During Super Bowl LVII, 11 food brands, ranging from avocados to food delivery, bought ads, with 82% leaning into 30-second commercials. (The 15-second spot was for M&M’s, which ran in conjunction with a 30-second spot.)
Despite the concerted effort by fitness and health advertisers to fill online and offline channels with ads, especially with New Year’s resolutions still on people’s minds, ads for junk foods still ruled the Super Bowl.
For nearly seven minutes, ads for candy, food delivery, snacks, and soda enticed viewers.
Mars’ M&M’s, the only candy brand advertising during the Super Bowl, appeared with a spot featuring Maya Rudolph that was supposed to clear confusion about the brand’s “spokes candies.” Mars’ multi-million-dollar investment comes on the heels of a year (2022) that saw 315 candy brands spend $308mm.

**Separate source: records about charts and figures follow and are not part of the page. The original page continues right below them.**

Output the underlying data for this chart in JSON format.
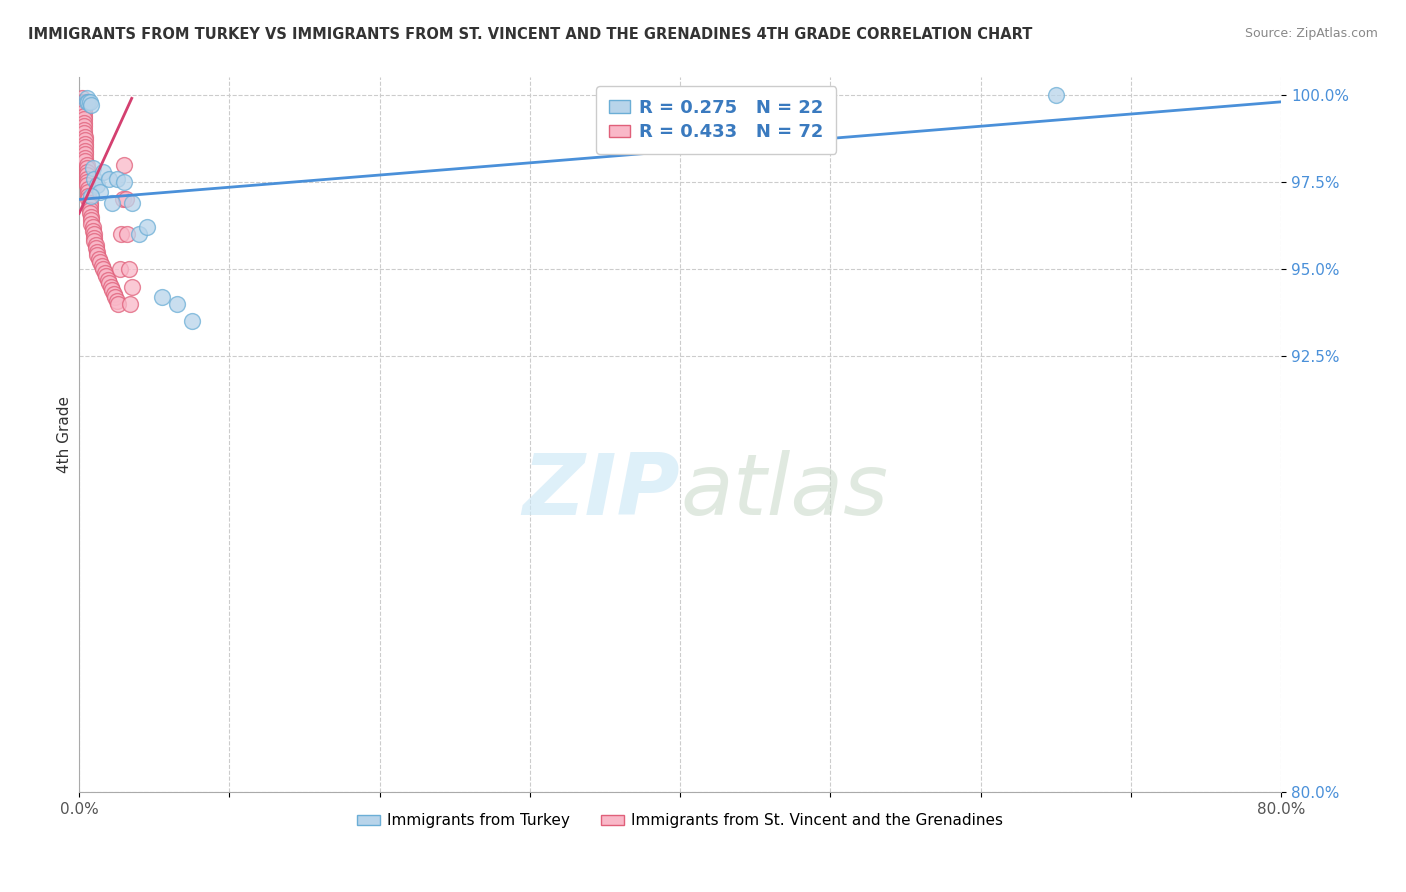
{
  "title": "IMMIGRANTS FROM TURKEY VS IMMIGRANTS FROM ST. VINCENT AND THE GRENADINES 4TH GRADE CORRELATION CHART",
  "source": "Source: ZipAtlas.com",
  "ylabel": "4th Grade",
  "watermark": "ZIPatlas",
  "legend_1_label": "Immigrants from Turkey",
  "legend_2_label": "Immigrants from St. Vincent and the Grenadines",
  "R1": 0.275,
  "N1": 22,
  "R2": 0.433,
  "N2": 72,
  "color_turkey": "#b8d4ea",
  "color_svg": "#f9b8c8",
  "color_turkey_edge": "#6baed6",
  "color_svg_edge": "#e0607a",
  "line_color_turkey": "#4a90d9",
  "line_color_svg": "#d44070",
  "xmin": 0.0,
  "xmax": 0.8,
  "ymin": 0.8,
  "ymax": 1.005,
  "turkey_x": [
    0.005,
    0.005,
    0.006,
    0.007,
    0.008,
    0.009,
    0.01,
    0.012,
    0.014,
    0.016,
    0.02,
    0.022,
    0.025,
    0.03,
    0.035,
    0.04,
    0.045,
    0.055,
    0.065,
    0.075,
    0.65,
    0.008
  ],
  "turkey_y": [
    0.999,
    0.998,
    0.998,
    0.998,
    0.997,
    0.979,
    0.976,
    0.974,
    0.972,
    0.978,
    0.976,
    0.969,
    0.976,
    0.975,
    0.969,
    0.96,
    0.962,
    0.942,
    0.94,
    0.935,
    1.0,
    0.971
  ],
  "svgc_x": [
    0.002,
    0.002,
    0.002,
    0.002,
    0.003,
    0.003,
    0.003,
    0.003,
    0.003,
    0.003,
    0.003,
    0.003,
    0.003,
    0.003,
    0.004,
    0.004,
    0.004,
    0.004,
    0.004,
    0.004,
    0.004,
    0.004,
    0.005,
    0.005,
    0.005,
    0.005,
    0.005,
    0.005,
    0.005,
    0.006,
    0.006,
    0.006,
    0.006,
    0.007,
    0.007,
    0.007,
    0.007,
    0.008,
    0.008,
    0.008,
    0.009,
    0.009,
    0.01,
    0.01,
    0.01,
    0.011,
    0.011,
    0.012,
    0.012,
    0.013,
    0.014,
    0.015,
    0.016,
    0.017,
    0.018,
    0.019,
    0.02,
    0.021,
    0.022,
    0.023,
    0.024,
    0.025,
    0.026,
    0.027,
    0.028,
    0.029,
    0.03,
    0.031,
    0.032,
    0.033,
    0.034,
    0.035
  ],
  "svgc_y": [
    0.999,
    0.998,
    0.997,
    0.996,
    0.998,
    0.997,
    0.996,
    0.995,
    0.994,
    0.993,
    0.992,
    0.991,
    0.99,
    0.989,
    0.988,
    0.987,
    0.986,
    0.985,
    0.984,
    0.983,
    0.982,
    0.981,
    0.98,
    0.979,
    0.978,
    0.977,
    0.976,
    0.975,
    0.974,
    0.973,
    0.972,
    0.971,
    0.97,
    0.969,
    0.968,
    0.967,
    0.966,
    0.965,
    0.964,
    0.963,
    0.962,
    0.961,
    0.96,
    0.959,
    0.958,
    0.957,
    0.956,
    0.955,
    0.954,
    0.953,
    0.952,
    0.951,
    0.95,
    0.949,
    0.948,
    0.947,
    0.946,
    0.945,
    0.944,
    0.943,
    0.942,
    0.941,
    0.94,
    0.95,
    0.96,
    0.97,
    0.98,
    0.97,
    0.96,
    0.95,
    0.94,
    0.945
  ],
  "turkey_line_x": [
    0.0,
    0.8
  ],
  "turkey_line_y": [
    0.97,
    0.998
  ],
  "svg_line_x": [
    0.0,
    0.035
  ],
  "svg_line_y": [
    0.966,
    0.999
  ],
  "ytick_vals": [
    0.8,
    0.925,
    0.95,
    0.975,
    1.0
  ],
  "ytick_labels": [
    "80.0%",
    "92.5%",
    "95.0%",
    "97.5%",
    "100.0%"
  ],
  "xtick_vals": [
    0.0,
    0.1,
    0.2,
    0.3,
    0.4,
    0.5,
    0.6,
    0.7,
    0.8
  ],
  "xtick_labels": [
    "0.0%",
    "",
    "",
    "",
    "",
    "",
    "",
    "",
    "80.0%"
  ]
}
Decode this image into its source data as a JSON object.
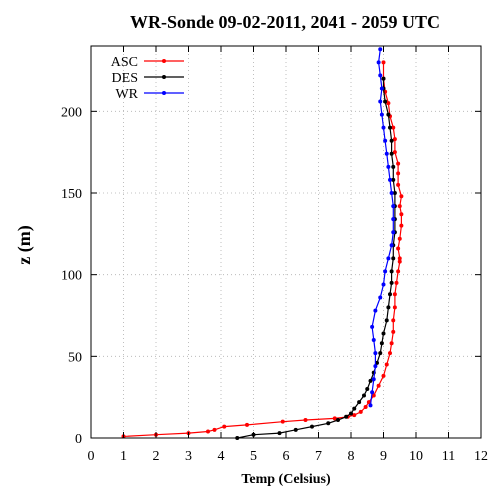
{
  "chart_data": {
    "type": "line",
    "title": "WR-Sonde 09-02-2011, 2041 - 2059 UTC",
    "xlabel": "Temp (Celsius)",
    "ylabel": "z (m)",
    "xlim": [
      0,
      12
    ],
    "ylim": [
      0,
      240
    ],
    "xticks": [
      0,
      1,
      2,
      3,
      4,
      5,
      6,
      7,
      8,
      9,
      10,
      11,
      12
    ],
    "yticks": [
      0,
      50,
      100,
      150,
      200
    ],
    "grid": true,
    "legend_position": "top-left",
    "series": [
      {
        "name": "ASC",
        "color": "#ff0000",
        "points": [
          [
            1.0,
            1
          ],
          [
            2.0,
            2
          ],
          [
            3.0,
            3
          ],
          [
            3.6,
            4
          ],
          [
            3.8,
            5
          ],
          [
            4.1,
            7
          ],
          [
            4.8,
            8
          ],
          [
            5.9,
            10
          ],
          [
            6.6,
            11
          ],
          [
            7.5,
            12
          ],
          [
            7.9,
            13
          ],
          [
            8.1,
            14
          ],
          [
            8.3,
            16
          ],
          [
            8.45,
            19
          ],
          [
            8.55,
            22
          ],
          [
            8.7,
            26
          ],
          [
            8.85,
            32
          ],
          [
            9.0,
            38
          ],
          [
            9.1,
            45
          ],
          [
            9.2,
            52
          ],
          [
            9.25,
            58
          ],
          [
            9.3,
            65
          ],
          [
            9.3,
            72
          ],
          [
            9.35,
            80
          ],
          [
            9.35,
            88
          ],
          [
            9.4,
            95
          ],
          [
            9.45,
            102
          ],
          [
            9.5,
            108
          ],
          [
            9.5,
            110
          ],
          [
            9.45,
            116
          ],
          [
            9.5,
            122
          ],
          [
            9.55,
            130
          ],
          [
            9.55,
            137
          ],
          [
            9.5,
            142
          ],
          [
            9.55,
            148
          ],
          [
            9.45,
            155
          ],
          [
            9.45,
            162
          ],
          [
            9.45,
            168
          ],
          [
            9.35,
            175
          ],
          [
            9.35,
            183
          ],
          [
            9.3,
            190
          ],
          [
            9.2,
            197
          ],
          [
            9.15,
            205
          ],
          [
            9.05,
            212
          ],
          [
            9.0,
            220
          ],
          [
            9.0,
            230
          ]
        ]
      },
      {
        "name": "DES",
        "color": "#000000",
        "points": [
          [
            4.5,
            0
          ],
          [
            5.0,
            2
          ],
          [
            5.8,
            3
          ],
          [
            6.3,
            5
          ],
          [
            6.8,
            7
          ],
          [
            7.3,
            9
          ],
          [
            7.6,
            11
          ],
          [
            7.85,
            13
          ],
          [
            8.0,
            15
          ],
          [
            8.1,
            18
          ],
          [
            8.25,
            22
          ],
          [
            8.4,
            26
          ],
          [
            8.5,
            30
          ],
          [
            8.6,
            35
          ],
          [
            8.7,
            40
          ],
          [
            8.8,
            46
          ],
          [
            8.9,
            52
          ],
          [
            8.95,
            58
          ],
          [
            9.0,
            64
          ],
          [
            9.1,
            72
          ],
          [
            9.15,
            80
          ],
          [
            9.2,
            88
          ],
          [
            9.25,
            95
          ],
          [
            9.25,
            102
          ],
          [
            9.3,
            110
          ],
          [
            9.3,
            118
          ],
          [
            9.35,
            126
          ],
          [
            9.35,
            134
          ],
          [
            9.35,
            142
          ],
          [
            9.35,
            150
          ],
          [
            9.3,
            158
          ],
          [
            9.3,
            166
          ],
          [
            9.25,
            174
          ],
          [
            9.25,
            182
          ],
          [
            9.2,
            190
          ],
          [
            9.15,
            198
          ],
          [
            9.05,
            206
          ],
          [
            9.0,
            214
          ],
          [
            9.0,
            220
          ]
        ]
      },
      {
        "name": "WR",
        "color": "#0000ff",
        "points": [
          [
            8.6,
            20
          ],
          [
            8.65,
            28
          ],
          [
            8.7,
            36
          ],
          [
            8.75,
            44
          ],
          [
            8.75,
            52
          ],
          [
            8.7,
            60
          ],
          [
            8.65,
            68
          ],
          [
            8.75,
            78
          ],
          [
            8.9,
            86
          ],
          [
            9.0,
            94
          ],
          [
            9.05,
            102
          ],
          [
            9.15,
            110
          ],
          [
            9.25,
            118
          ],
          [
            9.3,
            126
          ],
          [
            9.3,
            134
          ],
          [
            9.3,
            142
          ],
          [
            9.25,
            150
          ],
          [
            9.2,
            158
          ],
          [
            9.15,
            166
          ],
          [
            9.1,
            174
          ],
          [
            9.05,
            182
          ],
          [
            9.0,
            190
          ],
          [
            8.95,
            198
          ],
          [
            8.9,
            206
          ],
          [
            8.95,
            214
          ],
          [
            8.9,
            222
          ],
          [
            8.85,
            230
          ],
          [
            8.9,
            238
          ]
        ]
      }
    ]
  }
}
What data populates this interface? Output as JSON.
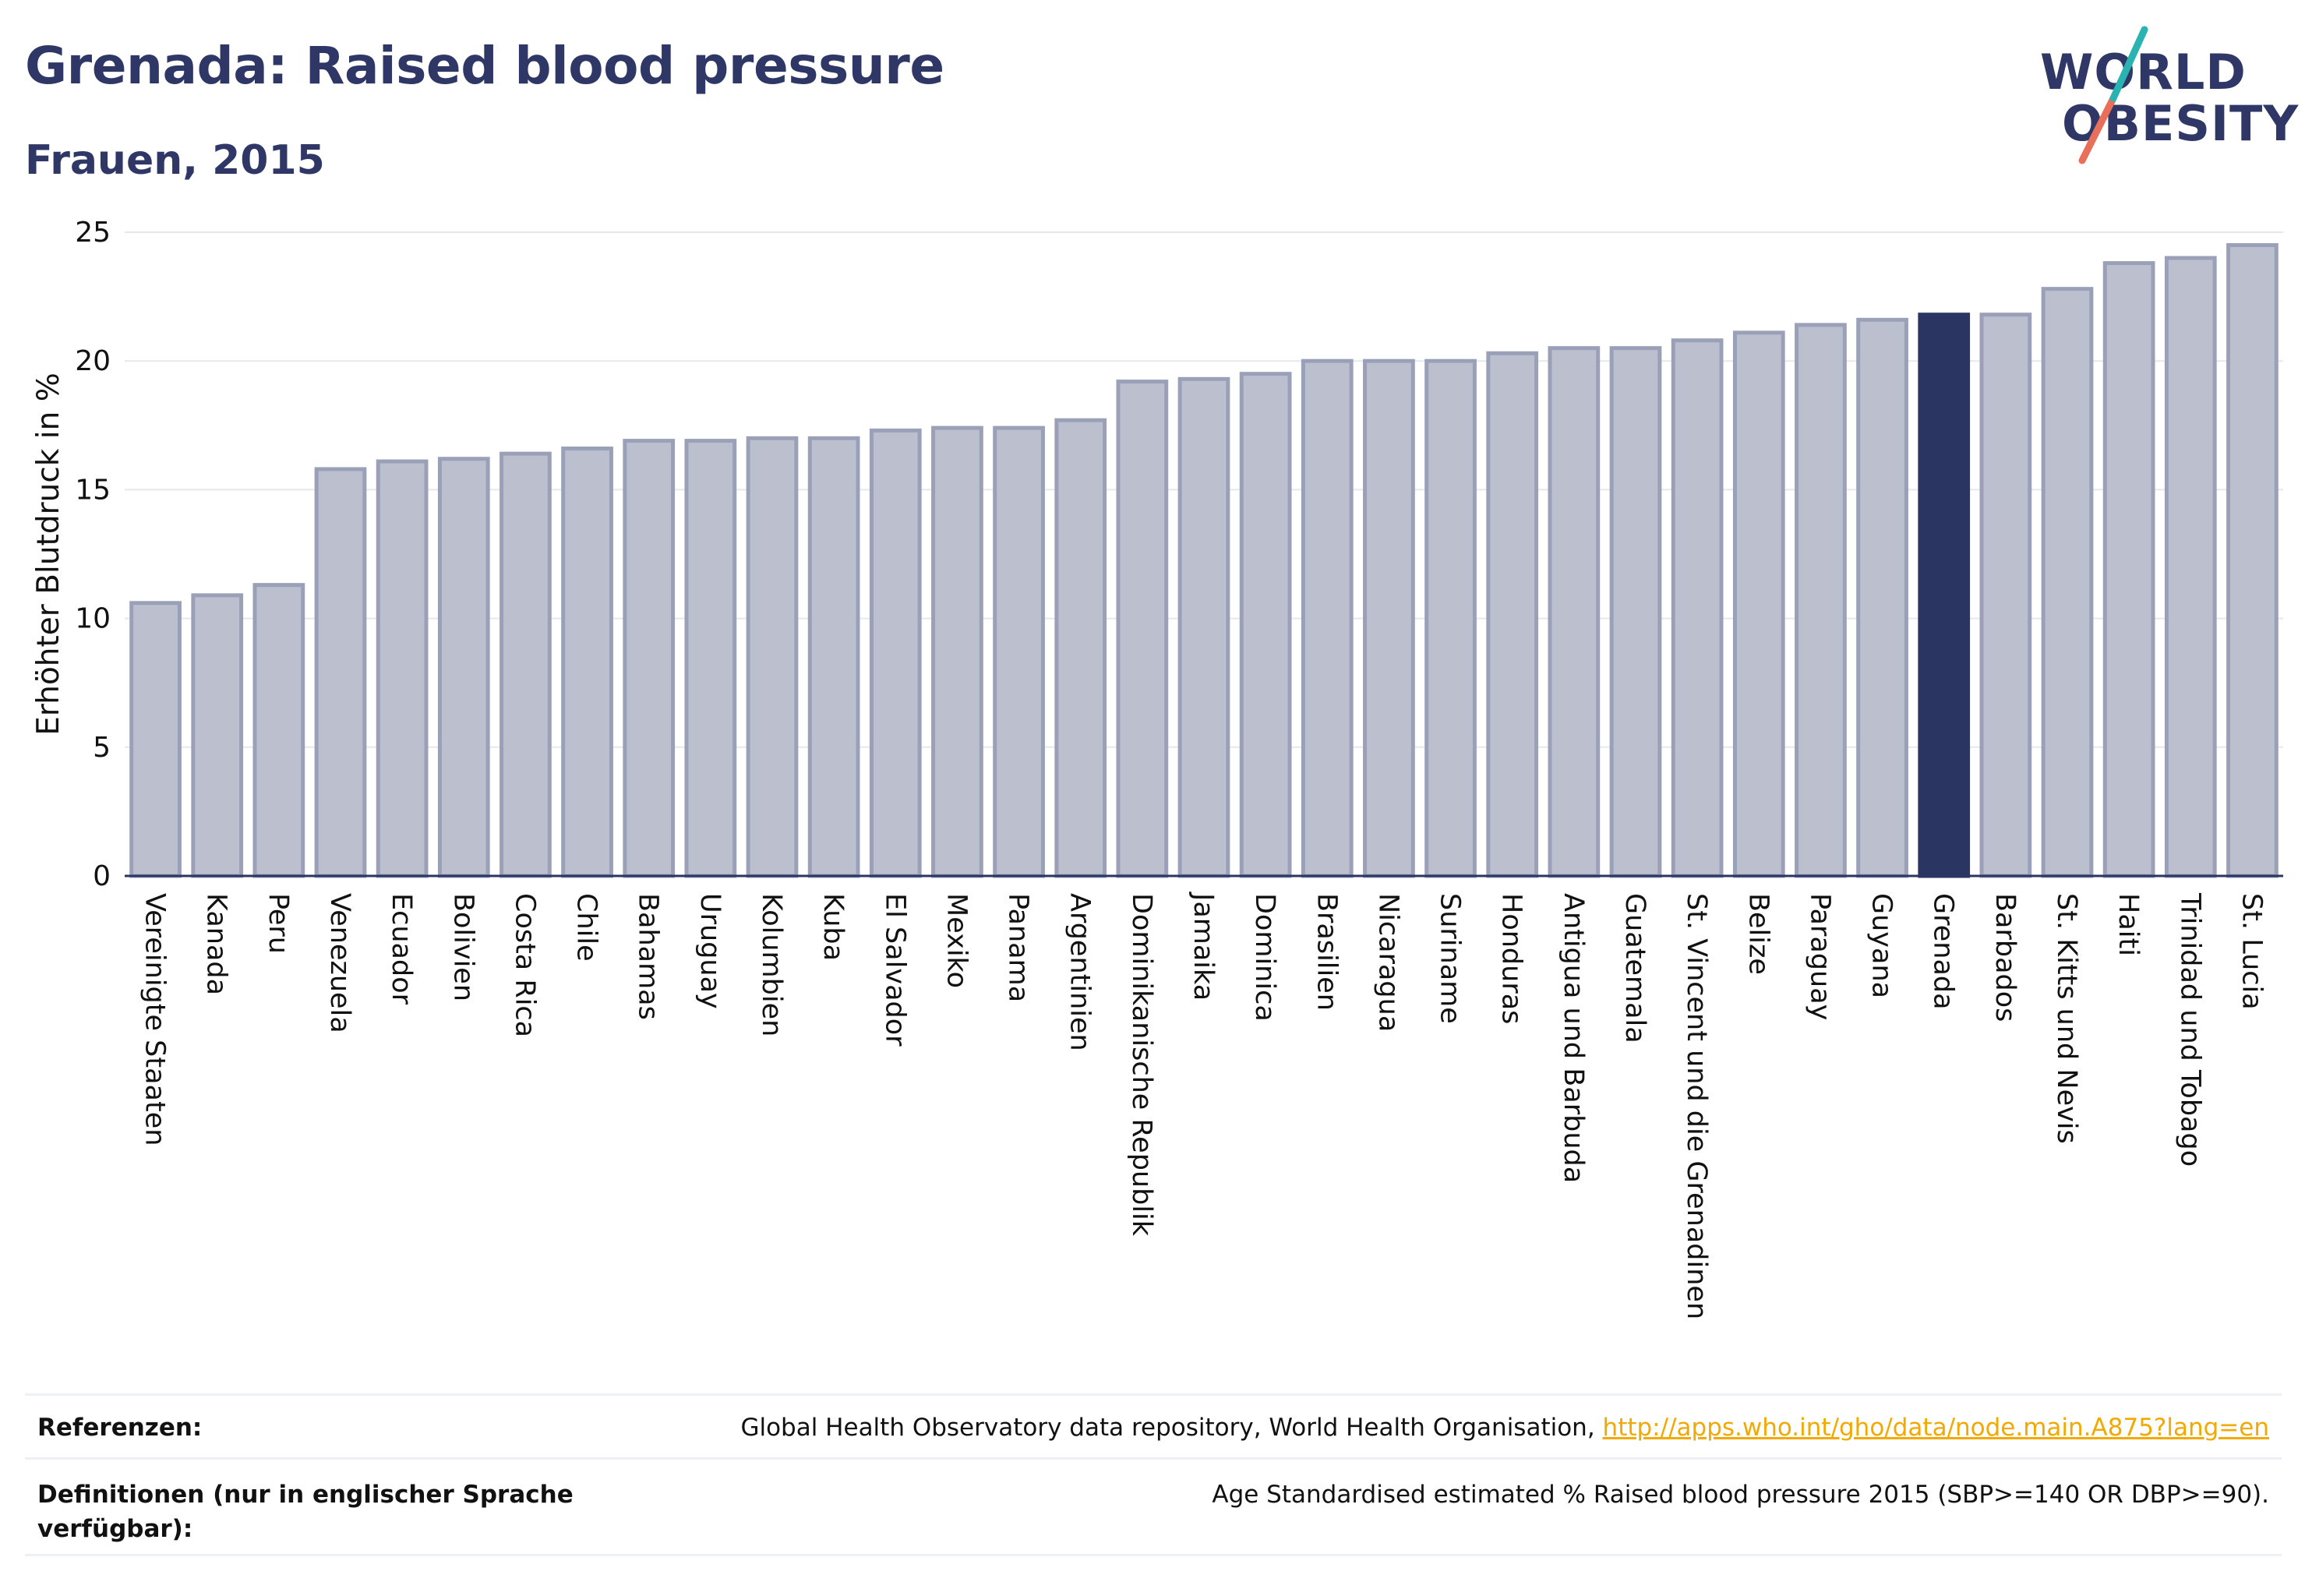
{
  "title": "Grenada: Raised blood pressure",
  "subtitle": "Frauen, 2015",
  "logo": {
    "line1": "WORLD",
    "line2": "OBESITY",
    "accent_colors": [
      "#2bb3b1",
      "#e8705a"
    ]
  },
  "colors": {
    "bar": "#bcc0ce",
    "bar_border": "#9aa0b8",
    "highlight": "#2b3561",
    "grid": "#e6e8ee",
    "axis": "#2b3561"
  },
  "chart_data": {
    "type": "bar",
    "ylabel": "Erhöhter Blutdruck in %",
    "ylim": [
      0,
      25
    ],
    "yticks": [
      0,
      5,
      10,
      15,
      20,
      25
    ],
    "highlight": "Grenada",
    "categories": [
      "Vereinigte Staaten",
      "Kanada",
      "Peru",
      "Venezuela",
      "Ecuador",
      "Bolivien",
      "Costa Rica",
      "Chile",
      "Bahamas",
      "Uruguay",
      "Kolumbien",
      "Kuba",
      "El Salvador",
      "Mexiko",
      "Panama",
      "Argentinien",
      "Dominikanische Republik",
      "Jamaika",
      "Dominica",
      "Brasilien",
      "Nicaragua",
      "Suriname",
      "Honduras",
      "Antigua und Barbuda",
      "Guatemala",
      "St. Vincent und die Grenadinen",
      "Belize",
      "Paraguay",
      "Guyana",
      "Grenada",
      "Barbados",
      "St. Kitts und Nevis",
      "Haiti",
      "Trinidad und Tobago",
      "St. Lucia"
    ],
    "values": [
      10.6,
      10.9,
      11.3,
      15.8,
      16.1,
      16.2,
      16.4,
      16.6,
      16.9,
      16.9,
      17.0,
      17.0,
      17.3,
      17.4,
      17.4,
      17.7,
      19.2,
      19.3,
      19.5,
      20.0,
      20.0,
      20.0,
      20.3,
      20.5,
      20.5,
      20.8,
      21.1,
      21.4,
      21.6,
      21.8,
      21.8,
      22.8,
      23.8,
      24.0,
      24.5
    ]
  },
  "footer": {
    "references_label": "Referenzen:",
    "references_text": "Global Health Observatory data repository, World Health Organisation, ",
    "references_link": "http://apps.who.int/gho/data/node.main.A875?lang=en",
    "definitions_label": "Definitionen (nur in englischer Sprache verfügbar):",
    "definitions_text": "Age Standardised estimated % Raised blood pressure 2015 (SBP>=140 OR DBP>=90)."
  }
}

Despite giving up its status as the official sponsor of the halftime show (Apple Music took over), advertisers for PepsiCo were still on screen for 30% of the food advertising time with ads (Doritos and Pepsi Zero Sugar). The company included an innovative twist into its strategy this year by becoming the first brand to recreate its Super Bowl commercial in the Metaverse.
Finally, Baby Nut was born, the reincarnation of Mr. Peanut, who “died” in a 2020 Super Bowl ad. The ad ran during the first half and coincided with the company changing its Twitter handle to “Baby Nut” and publishing memes featuring the new nut’s face.
Alcohol Advertising at the Big Game
For the first time in decades, Anheuser-Busch (AB) wasn’t the only alcohol brand people saw. In mid-2022, the company announced it wouldn’t be renewing its exclusive rights for alcohol advertising during the Super Bowl.
The decision opened the gates for the competition, but the rush didn’t stop AB from making its presence felt. Even though AB’s advertisers no longer had free reign, they still ran three minutes of spots, representing 5% of the run time during Super Bowl LVII.
Overall, there were 3.5 minutes of beer ads, with whiskey and cognac each shining bright for 60 seconds.
According to Adweek, Serena Williams’ speech for Rémy Martin outperformed the median engagement score of Super Bowl ads by 2.7x. Meanwhile, Crown Royal’s spot featuring Dave Grohl performed 2.4x better.
It’s Just Money
Despite the rising price tag for Super Bowl ads, and current events putting pressure on ad budgets, brands in media & entertainment, technology, food, alcohol, and automotive, couldn’t resist reaching deep into their pockets.
The Farmer’s Dog, for example, debuted at the Big Game with a 60-second spot that shared the journey and bond of Ava and her dog, Bear.
At the same time, travel advertisers from Booking.com and Vrbo appeared with 30-second spots as all things travel and tourism heat up.
As long as millions of people tune into the NFL’s biggest night, ad dollars will follow—no matter how high the price gets.